Here is a good place to chat with bodybuilders  http://forum.bodybuilding.com/


----------



## Shirt Ripper (Jan 26, 2006)

Eat more.  Try to keep it clean for health purposes.  All suggestions above are solid, for the most part.

Lift hard and heavy.  Get plenty of rest.

Very vague, I know...but there was limited information...


----------



## Odin (Jan 27, 2006)

Eternal Beginner said:
			
		

> Best bet? Get a good nutritionist. My husband always had problems with being underweight. With a personal trainer who guided him in his weigh-training techniques he was putting on some weight but he made HUGE strides once he met with a sports nutritionist.
> 
> He went from struggling to stay at about 170'ish to a solid 190 within a very short time.
> 
> One or two visits with a nutritionist doesn't cost all that much but will be worth it in the long term with goals achieved more efficiently, healthier eating habits and training with the proper fuels in your body.


 
that was a good idea I have a meeting with one on saturday morning.


----------



## Eternal Beginner (Jan 27, 2006)

Odin said:
			
		

> that was a good idea I have a meeting with one on saturday morning.


Glad I could be of service!

I know it worked wonders for my husband...I hope you get the same results.

One tip, make sure they know how hard you work out if you train a lot.  I had one nutritionist not fully understand the demands I was making of myself and had me on a near starvation diet!!!!  So make sure if they aren't actually a sports nutritionist used to dealing with atheletes, that they understand your full workout.


----------



## Odin (Jan 27, 2006)

Eternal Beginner said:
			
		

> Glad I could be of service!
> 
> I know it worked wonders for my husband...I hope you get the same results.
> 
> One tip, make sure they know how hard you work out if you train a lot.
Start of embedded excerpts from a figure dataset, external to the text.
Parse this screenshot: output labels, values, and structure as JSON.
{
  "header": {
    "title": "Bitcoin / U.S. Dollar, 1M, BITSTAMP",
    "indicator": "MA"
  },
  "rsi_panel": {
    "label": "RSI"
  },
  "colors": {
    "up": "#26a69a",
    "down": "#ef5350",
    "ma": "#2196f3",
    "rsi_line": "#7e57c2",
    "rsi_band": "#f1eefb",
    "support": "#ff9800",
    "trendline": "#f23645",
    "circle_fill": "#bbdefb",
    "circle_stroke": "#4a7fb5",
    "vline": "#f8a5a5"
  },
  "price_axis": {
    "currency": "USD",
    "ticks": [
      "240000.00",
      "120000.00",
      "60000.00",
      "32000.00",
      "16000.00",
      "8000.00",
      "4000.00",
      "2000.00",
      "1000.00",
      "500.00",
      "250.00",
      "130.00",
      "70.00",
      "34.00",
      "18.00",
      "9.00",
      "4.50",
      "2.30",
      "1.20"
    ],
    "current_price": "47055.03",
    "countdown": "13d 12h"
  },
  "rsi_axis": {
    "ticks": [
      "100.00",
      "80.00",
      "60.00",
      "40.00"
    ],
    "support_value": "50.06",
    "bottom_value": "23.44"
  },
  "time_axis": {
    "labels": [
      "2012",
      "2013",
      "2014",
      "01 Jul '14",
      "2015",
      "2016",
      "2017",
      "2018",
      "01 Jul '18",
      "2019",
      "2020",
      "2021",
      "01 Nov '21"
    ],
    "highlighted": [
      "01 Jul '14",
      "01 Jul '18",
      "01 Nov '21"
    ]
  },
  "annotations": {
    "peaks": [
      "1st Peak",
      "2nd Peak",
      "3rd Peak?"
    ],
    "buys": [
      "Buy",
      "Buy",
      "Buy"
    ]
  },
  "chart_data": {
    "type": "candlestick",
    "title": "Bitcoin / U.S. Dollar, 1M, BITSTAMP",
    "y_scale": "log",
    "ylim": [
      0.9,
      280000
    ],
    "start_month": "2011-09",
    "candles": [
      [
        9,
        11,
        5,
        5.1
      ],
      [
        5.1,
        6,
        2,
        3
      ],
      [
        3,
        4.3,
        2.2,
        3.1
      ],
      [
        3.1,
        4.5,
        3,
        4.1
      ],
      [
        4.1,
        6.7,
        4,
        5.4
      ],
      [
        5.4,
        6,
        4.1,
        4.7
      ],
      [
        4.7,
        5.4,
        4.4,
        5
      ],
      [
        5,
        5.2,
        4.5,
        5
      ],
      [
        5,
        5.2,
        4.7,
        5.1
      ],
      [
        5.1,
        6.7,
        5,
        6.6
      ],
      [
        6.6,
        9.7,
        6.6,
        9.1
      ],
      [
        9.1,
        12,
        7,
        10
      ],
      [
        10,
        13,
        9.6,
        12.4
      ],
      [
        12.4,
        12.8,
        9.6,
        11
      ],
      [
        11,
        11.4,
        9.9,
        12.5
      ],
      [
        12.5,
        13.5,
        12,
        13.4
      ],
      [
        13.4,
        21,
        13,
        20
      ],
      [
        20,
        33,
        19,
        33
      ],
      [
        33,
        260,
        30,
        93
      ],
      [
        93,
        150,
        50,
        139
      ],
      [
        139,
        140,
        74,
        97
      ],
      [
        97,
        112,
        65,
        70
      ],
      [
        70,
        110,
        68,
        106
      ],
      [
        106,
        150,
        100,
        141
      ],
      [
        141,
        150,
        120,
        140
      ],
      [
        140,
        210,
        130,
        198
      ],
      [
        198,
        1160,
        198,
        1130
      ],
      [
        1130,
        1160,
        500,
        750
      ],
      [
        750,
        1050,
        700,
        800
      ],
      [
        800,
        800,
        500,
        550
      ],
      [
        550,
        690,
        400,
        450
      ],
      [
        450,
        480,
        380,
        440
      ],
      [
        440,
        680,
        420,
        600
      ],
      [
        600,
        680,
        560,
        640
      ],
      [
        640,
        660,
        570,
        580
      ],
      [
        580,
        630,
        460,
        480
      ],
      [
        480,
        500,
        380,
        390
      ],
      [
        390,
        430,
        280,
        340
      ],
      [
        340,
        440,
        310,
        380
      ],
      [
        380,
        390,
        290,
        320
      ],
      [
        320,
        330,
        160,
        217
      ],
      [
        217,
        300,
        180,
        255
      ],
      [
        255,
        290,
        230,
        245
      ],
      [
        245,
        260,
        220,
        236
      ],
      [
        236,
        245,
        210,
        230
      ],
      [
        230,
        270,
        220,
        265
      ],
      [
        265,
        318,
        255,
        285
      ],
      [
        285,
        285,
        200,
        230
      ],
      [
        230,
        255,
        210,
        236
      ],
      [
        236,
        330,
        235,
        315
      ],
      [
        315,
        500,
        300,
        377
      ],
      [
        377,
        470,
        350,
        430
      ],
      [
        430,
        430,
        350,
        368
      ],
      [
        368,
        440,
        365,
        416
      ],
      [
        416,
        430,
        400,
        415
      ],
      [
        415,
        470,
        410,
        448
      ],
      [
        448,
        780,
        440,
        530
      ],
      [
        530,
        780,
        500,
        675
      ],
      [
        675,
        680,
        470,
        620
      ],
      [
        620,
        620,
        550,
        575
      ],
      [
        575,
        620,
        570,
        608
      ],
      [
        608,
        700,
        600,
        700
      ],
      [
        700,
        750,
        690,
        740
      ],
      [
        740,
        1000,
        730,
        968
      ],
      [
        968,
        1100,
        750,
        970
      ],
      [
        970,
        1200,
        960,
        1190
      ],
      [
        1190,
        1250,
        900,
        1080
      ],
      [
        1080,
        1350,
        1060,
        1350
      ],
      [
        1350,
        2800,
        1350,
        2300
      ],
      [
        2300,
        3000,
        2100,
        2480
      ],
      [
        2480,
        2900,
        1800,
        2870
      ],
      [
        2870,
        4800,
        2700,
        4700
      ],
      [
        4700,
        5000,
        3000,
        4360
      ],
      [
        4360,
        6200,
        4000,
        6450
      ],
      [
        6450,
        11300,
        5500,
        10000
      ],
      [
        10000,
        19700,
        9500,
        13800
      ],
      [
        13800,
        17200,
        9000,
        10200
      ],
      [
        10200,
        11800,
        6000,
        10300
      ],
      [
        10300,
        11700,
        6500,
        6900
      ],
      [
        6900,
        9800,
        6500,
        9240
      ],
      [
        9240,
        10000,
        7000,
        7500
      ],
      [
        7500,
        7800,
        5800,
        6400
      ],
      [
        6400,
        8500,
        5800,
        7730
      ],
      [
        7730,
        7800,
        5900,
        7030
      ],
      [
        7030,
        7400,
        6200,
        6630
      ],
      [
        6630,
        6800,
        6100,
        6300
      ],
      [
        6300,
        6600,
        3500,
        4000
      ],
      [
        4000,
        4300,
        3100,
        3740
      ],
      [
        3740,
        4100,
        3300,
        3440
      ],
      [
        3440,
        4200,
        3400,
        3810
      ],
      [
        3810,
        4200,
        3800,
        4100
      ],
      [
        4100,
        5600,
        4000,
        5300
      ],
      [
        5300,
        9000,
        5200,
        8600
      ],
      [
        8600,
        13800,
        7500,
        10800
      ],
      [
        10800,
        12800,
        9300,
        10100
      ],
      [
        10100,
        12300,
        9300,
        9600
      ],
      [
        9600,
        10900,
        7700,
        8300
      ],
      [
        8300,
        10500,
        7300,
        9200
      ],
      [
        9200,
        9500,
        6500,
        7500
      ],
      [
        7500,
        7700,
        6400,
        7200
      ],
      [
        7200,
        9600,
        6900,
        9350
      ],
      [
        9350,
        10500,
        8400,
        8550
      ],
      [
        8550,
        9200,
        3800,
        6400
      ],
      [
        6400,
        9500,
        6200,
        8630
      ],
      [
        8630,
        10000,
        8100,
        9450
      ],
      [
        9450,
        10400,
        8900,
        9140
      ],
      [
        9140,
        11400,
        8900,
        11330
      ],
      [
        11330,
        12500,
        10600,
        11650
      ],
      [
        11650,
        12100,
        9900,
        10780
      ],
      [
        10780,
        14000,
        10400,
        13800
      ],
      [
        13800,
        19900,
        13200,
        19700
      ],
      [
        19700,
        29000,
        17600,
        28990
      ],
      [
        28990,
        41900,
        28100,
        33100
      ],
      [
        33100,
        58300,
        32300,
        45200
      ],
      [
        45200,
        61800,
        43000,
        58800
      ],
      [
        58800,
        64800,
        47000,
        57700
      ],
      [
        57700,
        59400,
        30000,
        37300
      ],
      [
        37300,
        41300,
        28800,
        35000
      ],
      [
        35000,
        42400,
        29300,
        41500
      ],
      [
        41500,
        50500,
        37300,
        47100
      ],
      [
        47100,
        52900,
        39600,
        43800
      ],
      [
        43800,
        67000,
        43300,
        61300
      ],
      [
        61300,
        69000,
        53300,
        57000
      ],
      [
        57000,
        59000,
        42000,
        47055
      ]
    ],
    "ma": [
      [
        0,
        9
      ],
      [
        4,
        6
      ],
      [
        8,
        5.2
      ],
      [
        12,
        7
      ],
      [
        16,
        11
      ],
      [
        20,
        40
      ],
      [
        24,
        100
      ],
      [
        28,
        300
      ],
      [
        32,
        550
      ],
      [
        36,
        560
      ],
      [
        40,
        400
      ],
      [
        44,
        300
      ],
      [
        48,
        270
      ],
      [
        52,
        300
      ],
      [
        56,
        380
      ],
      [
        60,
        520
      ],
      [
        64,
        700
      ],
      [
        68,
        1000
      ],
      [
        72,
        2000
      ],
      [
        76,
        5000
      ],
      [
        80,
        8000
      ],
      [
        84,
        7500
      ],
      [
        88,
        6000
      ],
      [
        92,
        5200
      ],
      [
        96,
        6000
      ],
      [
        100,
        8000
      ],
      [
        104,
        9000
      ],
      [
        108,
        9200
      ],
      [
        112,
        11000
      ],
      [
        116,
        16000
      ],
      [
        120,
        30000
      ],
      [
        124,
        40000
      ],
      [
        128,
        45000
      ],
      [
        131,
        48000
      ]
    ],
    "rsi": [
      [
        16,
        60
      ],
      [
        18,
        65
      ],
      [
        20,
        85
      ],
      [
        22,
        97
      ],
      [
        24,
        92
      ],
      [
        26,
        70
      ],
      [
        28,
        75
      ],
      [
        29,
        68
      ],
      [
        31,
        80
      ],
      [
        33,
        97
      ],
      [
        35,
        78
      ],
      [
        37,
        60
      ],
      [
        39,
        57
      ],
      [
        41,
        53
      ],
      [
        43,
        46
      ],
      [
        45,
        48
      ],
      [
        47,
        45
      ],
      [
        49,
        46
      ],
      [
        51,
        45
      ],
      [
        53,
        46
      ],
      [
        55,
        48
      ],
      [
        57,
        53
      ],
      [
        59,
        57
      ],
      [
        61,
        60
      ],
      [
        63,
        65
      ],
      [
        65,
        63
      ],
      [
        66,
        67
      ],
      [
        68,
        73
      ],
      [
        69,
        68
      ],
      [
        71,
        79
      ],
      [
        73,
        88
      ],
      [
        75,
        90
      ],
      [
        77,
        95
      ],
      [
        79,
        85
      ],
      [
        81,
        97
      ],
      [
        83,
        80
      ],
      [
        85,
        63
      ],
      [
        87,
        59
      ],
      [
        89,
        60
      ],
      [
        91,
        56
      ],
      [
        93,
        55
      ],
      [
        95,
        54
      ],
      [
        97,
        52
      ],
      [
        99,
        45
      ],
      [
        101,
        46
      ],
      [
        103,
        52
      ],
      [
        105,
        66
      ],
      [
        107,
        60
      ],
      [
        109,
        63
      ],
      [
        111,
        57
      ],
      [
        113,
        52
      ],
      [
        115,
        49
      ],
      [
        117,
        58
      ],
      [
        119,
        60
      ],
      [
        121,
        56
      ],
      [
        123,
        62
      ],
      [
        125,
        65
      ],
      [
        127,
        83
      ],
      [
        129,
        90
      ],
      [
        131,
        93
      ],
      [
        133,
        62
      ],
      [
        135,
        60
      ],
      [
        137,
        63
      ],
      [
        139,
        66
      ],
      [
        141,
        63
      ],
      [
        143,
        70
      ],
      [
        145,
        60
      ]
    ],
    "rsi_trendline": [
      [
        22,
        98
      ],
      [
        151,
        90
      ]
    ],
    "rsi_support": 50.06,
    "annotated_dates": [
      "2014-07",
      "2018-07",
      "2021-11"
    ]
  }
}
I had one nutritionist not fully understand the demands I was making of myself and had me on a near starvation diet!!!! So make sure if they aren't actually a sports nutritionist used to dealing with atheletes, that they understand your full workout.


 
lol no worries I'll post on monday to let you know how it went.
have a good weekend till then!peace!


----------



## Slippery_Pete (Jan 27, 2006)

Over-load principle with weight lifting!!


----------



## Shirt Ripper (Feb 6, 2006)

And?


----------